There are so many miracles we can celebrate this Christmas – signs and wonders of God at work among us, still today. On social media and in the news, you might read or hear about one of those modern-day miracles: families reunited, amazing acts of forgiveness and generosity, stories of unexpected healing. In the Christmas story we read about in Scripture, we celebrate the miracle of Mary becoming pregnant with God’s son, Jesus. We celebrate that Mary, Joseph, and their newborn baby are safe and healthy, even when they have to flee to Egypt to escape King Herod’s jealousy. The miracle that we might tend to overlook, however, is God’s choosing to become human in Jesus Christ…the miracle of the incarnation itself. This is unique in world religions, our Christian belief that God became human, one of us. Think about this amazing miracle: we’re talking about the God of the whole universe, who created everything as John tells us. Our God only had to speak and things came into being, saying “let there be light” and there was light as we read at the beginning of Genesis. This all-powerful, all-knowing creator of all dared to make himself finite in the baby Jesus so that we might know God personally and relationally. God understands us more than anyone else, even more than we understand and know ourselves, because God became one of us and experienced what we experience so that we might not reject him out of fear, confusion, or suspicion, but accept God’s love through Jesus Christ. In Jesus, God laughs and cries. God felt warm and cold, knew what it was like to be hungry and thirsty, and even to suffer and die. This Christmas and every Christmas, we can celebrate that great miracle that God loves us that much. Jesus the Word made flesh is proof of this – full of grace and truth.

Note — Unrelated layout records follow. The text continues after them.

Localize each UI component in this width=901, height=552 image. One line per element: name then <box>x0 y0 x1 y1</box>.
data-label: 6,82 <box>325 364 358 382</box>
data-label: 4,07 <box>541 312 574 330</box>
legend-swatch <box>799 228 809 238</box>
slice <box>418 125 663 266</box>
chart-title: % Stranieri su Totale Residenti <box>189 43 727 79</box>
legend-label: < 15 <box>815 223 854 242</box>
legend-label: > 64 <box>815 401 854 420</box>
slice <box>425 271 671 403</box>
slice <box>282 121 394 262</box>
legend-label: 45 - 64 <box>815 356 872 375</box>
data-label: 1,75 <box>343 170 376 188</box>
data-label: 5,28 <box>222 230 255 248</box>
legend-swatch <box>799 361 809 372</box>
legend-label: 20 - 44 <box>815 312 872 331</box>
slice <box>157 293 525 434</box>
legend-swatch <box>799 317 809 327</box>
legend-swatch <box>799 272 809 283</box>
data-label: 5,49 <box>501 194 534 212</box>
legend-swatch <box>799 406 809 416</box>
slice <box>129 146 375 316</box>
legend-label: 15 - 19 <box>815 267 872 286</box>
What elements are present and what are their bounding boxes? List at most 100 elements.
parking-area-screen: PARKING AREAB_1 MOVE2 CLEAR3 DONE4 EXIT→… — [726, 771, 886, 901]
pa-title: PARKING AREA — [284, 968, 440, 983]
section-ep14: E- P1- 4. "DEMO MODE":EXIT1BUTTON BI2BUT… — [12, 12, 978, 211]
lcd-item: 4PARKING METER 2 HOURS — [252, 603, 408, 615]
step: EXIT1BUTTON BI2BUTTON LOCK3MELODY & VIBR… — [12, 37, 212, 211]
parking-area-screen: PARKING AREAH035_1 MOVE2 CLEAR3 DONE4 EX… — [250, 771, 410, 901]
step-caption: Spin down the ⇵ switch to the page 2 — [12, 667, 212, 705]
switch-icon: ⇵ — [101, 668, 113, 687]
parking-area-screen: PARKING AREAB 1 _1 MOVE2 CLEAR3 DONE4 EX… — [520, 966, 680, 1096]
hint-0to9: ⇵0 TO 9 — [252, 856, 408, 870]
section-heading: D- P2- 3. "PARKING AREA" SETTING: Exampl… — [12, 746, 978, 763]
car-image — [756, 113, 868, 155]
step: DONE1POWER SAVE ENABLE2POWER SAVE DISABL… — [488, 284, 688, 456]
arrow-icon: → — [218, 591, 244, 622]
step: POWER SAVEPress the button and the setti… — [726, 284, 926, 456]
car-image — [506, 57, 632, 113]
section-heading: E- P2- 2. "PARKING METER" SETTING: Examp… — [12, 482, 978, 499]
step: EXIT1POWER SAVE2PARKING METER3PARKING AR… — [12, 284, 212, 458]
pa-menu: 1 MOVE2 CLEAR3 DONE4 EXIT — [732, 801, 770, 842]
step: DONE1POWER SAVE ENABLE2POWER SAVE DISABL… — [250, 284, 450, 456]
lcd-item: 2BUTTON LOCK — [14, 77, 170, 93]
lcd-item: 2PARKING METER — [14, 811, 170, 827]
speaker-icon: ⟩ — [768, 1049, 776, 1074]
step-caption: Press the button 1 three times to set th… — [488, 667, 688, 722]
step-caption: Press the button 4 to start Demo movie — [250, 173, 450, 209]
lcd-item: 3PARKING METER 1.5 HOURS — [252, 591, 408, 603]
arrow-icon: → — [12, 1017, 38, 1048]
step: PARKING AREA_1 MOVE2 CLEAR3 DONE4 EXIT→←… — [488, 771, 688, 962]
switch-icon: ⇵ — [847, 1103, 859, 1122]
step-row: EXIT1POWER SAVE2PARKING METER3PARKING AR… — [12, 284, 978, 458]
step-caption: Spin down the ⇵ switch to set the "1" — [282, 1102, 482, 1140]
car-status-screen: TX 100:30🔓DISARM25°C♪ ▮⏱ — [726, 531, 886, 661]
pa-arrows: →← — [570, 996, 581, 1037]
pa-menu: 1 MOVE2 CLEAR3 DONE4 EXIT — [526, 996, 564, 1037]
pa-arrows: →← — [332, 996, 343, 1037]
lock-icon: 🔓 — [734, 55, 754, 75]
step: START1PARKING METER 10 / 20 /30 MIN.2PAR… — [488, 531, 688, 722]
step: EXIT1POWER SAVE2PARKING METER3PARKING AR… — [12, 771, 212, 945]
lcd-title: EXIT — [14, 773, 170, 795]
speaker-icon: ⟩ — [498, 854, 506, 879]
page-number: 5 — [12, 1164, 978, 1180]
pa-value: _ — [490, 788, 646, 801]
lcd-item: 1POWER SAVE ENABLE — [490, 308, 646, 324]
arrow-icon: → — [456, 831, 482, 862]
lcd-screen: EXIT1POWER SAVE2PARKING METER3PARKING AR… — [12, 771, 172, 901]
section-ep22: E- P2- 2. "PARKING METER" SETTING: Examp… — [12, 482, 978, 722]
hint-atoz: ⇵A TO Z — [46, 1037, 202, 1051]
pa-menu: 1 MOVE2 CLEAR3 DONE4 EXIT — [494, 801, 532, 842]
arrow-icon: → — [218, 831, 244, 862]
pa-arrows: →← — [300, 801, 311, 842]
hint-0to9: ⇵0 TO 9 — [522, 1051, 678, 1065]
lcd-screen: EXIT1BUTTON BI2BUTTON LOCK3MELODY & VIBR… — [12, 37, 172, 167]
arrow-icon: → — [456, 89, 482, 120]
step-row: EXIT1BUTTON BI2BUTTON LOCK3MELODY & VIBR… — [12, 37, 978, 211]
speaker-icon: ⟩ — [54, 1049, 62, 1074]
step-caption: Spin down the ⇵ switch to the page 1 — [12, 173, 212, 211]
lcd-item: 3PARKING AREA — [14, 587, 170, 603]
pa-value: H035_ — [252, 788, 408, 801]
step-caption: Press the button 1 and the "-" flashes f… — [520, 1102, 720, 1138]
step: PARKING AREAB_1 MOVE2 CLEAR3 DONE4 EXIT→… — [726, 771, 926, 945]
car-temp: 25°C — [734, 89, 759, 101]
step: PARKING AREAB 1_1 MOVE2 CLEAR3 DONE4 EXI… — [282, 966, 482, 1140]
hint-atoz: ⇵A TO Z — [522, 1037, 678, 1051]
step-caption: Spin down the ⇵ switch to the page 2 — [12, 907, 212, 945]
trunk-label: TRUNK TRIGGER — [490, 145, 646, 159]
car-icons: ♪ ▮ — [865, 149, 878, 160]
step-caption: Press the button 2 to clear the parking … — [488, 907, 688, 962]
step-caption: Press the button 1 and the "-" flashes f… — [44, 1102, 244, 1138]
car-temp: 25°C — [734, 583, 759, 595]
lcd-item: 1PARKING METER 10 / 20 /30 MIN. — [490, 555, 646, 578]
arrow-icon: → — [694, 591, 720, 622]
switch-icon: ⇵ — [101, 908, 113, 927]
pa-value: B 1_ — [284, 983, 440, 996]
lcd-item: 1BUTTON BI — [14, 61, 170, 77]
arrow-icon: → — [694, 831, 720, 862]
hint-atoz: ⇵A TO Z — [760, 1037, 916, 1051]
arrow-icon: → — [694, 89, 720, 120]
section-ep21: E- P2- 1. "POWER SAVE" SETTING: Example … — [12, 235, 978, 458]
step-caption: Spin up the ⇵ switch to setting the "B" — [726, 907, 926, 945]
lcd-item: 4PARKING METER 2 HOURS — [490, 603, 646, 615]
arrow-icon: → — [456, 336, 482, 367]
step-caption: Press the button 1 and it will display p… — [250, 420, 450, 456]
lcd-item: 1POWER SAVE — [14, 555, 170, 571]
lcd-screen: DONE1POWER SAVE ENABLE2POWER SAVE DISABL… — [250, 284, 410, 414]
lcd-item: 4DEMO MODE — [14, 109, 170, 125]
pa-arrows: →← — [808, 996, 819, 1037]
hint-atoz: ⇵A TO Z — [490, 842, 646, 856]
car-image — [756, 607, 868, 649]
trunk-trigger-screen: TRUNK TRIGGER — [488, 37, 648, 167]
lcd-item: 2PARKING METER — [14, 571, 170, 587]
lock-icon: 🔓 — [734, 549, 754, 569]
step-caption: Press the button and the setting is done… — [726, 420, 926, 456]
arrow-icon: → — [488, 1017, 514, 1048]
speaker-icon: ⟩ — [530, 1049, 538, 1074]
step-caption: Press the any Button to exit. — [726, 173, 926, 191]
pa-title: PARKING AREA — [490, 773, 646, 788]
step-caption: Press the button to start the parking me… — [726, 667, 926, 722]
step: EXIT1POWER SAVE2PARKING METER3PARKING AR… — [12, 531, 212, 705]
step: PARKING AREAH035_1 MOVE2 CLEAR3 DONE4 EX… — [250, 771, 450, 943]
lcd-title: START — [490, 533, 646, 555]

The challenge to us as Christians as we leave this place this morning and enter a New Year is to continue to see the miracle of God in the flesh showing up in our lives today and to share that good news and gift with others. Jesus lives and walks among us – in the kindness of strangers, in the love we show to one another, in often small and almost unnoticeable ways and in very ordinary people like you and me. One of my favorite lines in all the favorite Christmas songs we sing is the last verse of O Little Town of Bethlehem: “O holy child of Bethlehem, descend to us, we pray. Cast out our sin, and enter in, be born in us today. We hear the Christmas angels the great glad tidings tell; oh, come to us, abide with us, our Lord Immanuel!” Come, Lord Jesus. Be born in us today, just as you were over 2000 years ago in Bethlehem. Amen.